Automóviles programados para sacrificar al conductor

Puede que suene bastante aterrador pero no está lejos de su misión, salvar el mayor número de vidas posibles.

Automóviles programados para sacrificar al conductor

¿Estaría usted dispuesto a conducir un automóvil programado para sacrificar su vida? Este es el interrogante más grande a la hora de construir un vehículo que sea seguro.

Anteriormente los automóviles se fabricaban pensando únicamente en la facilidad de viajar de un lado a otro, una vez comenzaron a inundar las ciudades y los índices de mortalidad fueron elevándose por accidentes automovilísticos, los fabricantes entraron en la competencia de hacer un vehículo más seguro, tanto para el peatón como para el pasajero.

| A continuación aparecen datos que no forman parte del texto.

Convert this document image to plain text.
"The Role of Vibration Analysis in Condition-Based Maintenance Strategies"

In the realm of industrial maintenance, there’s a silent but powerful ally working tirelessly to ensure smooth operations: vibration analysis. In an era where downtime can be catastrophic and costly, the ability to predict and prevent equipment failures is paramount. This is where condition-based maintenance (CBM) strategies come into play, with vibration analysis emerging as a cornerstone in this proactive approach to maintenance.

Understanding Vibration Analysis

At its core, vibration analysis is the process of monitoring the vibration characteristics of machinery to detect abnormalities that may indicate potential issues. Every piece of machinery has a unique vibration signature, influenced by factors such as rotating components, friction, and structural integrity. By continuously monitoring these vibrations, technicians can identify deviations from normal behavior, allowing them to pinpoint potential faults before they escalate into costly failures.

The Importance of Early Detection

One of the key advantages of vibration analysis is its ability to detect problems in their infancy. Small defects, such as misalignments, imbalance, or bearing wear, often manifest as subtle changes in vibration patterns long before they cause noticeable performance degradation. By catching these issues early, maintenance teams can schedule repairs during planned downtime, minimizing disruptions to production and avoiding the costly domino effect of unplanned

A niveles físicos, los materiales fuertes y duros como el metal y la madera, fueron reemplazados por fibra de vidrio y plástico, elementos más suaves que disminuyeran la agresividad del impacto contra los transeúntes. No es lo mismo ser golpeado por una barra de metal que ser golpeado por una barra de plástico.

Sin embargo, al debilitar la estructura exterior puede perjudicarse a los pasajeros del vehículo, quienes terminan por recibir toda la fuerza del impacto, entonces ¿habrá un punto medio?

Un estudio arrojó que las personas preferirían un automóvil programado para sacrificar al conductor si de esta manera se pueden salvar más vidas. Sin embargo, pocos se atreverían a conducirlo.

El portal Vozpópuli publicó información al respecto, en la cual se evidencia al equipo de Jean-François Bonnefon, psicólogo del Toulouse School of Economics en Francia, liderando un dilema de difícil solución.

"Quiero que los coches autónomos se programen para hacer el menor daño posible en caso de accidente, aunque eso suponga un daño al conductor, pero quiero que el mío me proteja a mí", esta era la opinión generalizada de los usuarios partícipes del estudio.

Cuando se preguntó sobre el posible escenario de chocar contra varias personas o desviar el vehículo aunque suponga daños a los ocupantes, el 76% de los entrevistados eligen desviar el vehículo, sin embargo muy pocos confirmaron tener disposición a conducirlo.

El estudio demuestra que en el futuro, cuando los vehículos autónomos sean una realidad en las calles, será una gran odisea definir el problema ético sobre preferir a terceros a uno mismo, pues todos quieren que sean seguros, pero que simultáneamente protejan al conductor a toda costa. El interrogante deberá plantearse para predefinir correctamente lo que hará el vehículo al presentarse cualquier situación de emergencia. Al final del día, lo único que importará será el número de vidas que se puedan salvar.